It’s been three months since Hazard and Somers stared down their past and survived it, but enough went down to leave deep scars. It’s also been three months since Hazard resigned from the police force. In that time, Somers has been given a new partner and Hazard is not doing well. Of course, he’ll tell Somers everything is fine, but Hazard never wants to leave the house and he’s overly focused on household tasks, and things are not fine at home.
It’s Halloween and a local professor is murdered during his party in front of all the guests. No one knows who the killer is and Somers and his new partner are now on the case. Hazard, who has been considering becoming a private investigator, can’t seem to stay away and finds himself drawn to the case as well, but Hazard no longer has jurisdiction.
The case seems to have many layers and when the sheriff’s son and husband disappear, it seems like there is no end to this case.
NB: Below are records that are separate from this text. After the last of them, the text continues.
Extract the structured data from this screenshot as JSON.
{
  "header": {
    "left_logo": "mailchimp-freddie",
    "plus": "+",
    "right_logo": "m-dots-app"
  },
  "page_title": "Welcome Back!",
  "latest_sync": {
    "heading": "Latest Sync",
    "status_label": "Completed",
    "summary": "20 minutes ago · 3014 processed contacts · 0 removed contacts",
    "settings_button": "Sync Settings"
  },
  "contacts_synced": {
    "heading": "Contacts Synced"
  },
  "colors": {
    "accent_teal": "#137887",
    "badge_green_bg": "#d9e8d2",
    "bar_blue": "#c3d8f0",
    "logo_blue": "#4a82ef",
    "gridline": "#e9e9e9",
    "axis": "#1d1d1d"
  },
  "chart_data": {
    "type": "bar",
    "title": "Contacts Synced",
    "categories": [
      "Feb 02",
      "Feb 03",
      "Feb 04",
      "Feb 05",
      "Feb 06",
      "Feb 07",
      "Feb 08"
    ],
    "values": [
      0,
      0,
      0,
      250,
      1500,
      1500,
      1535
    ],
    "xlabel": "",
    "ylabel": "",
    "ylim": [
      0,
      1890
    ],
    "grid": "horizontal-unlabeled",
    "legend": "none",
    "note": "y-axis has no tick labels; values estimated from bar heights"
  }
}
But there are new forces at work in their small town and someone may once again have their sights set on Emery Hazard as the case becomes personal.
The Rational Faculty is listed as book one of new Hazard and Somerset series, A Union of Swords. The first part of their story arc came to an end as Hazard found out details of his high school boyfriend’s death and both Somers and Hazard had their final showdown with Mikey. They are now moving on to life after, with Hazard no longer being a cop. Still, I feel it would be difficult to start here without having read the other series as their current story is built on the previous books and there are still many references made to their past.
Right away, I was brought back into the lives of Emery Hazard and John-Henry Somerset. The writing here is evocative and the detail and atmosphere work to be one of Ashe’s best books to date. When the story opens, three months have passed since their final ordeal with Mikey. Hazard left the police force by his own decision, but he is not in a good place and their relationship is suffering. It was a little heartbreaking to see them in this state after everything they had been through. Hazard is depressed and he doesn’t know how to speak the words or ask for help. Somers has his own issues to deal with and the men, who have never been good with communicating with each other, are moving further apart. However, the love they have for each other is visceral and raw and the flashes of deep intimacy we are shown define their relationship, and the smallest moments become their best moments.
Another murder has hit their town, as a professor at the local college is killed. The case takes the men on yet another twisting journey to uncover the truth. Hazard is acting as a private investigator, covertly at first, and his skills at solving cases are still sharp and it’s always a highlight to read about how his mind processes clues. The murder case then intersects with a missing persons case and Hazard and Somers are once again racing to find the truth to save lives. The events twist around each other and some of the events here also tie back to previous books and the cases and their investigative work have history behind it. Not everything is solved and settled here and, while this book is not a cliffhanger, there is an ongoing storyline introduced here.
Some of the best moments of this book are when Hazard and Somers let each other in and, while their relationship is difficult, when we are shown the true love they have for each other, it certainly elevates their story to something special. There are more Hazard and Somers books planned, which is great news because I will certainly be ready to catch up with them once more.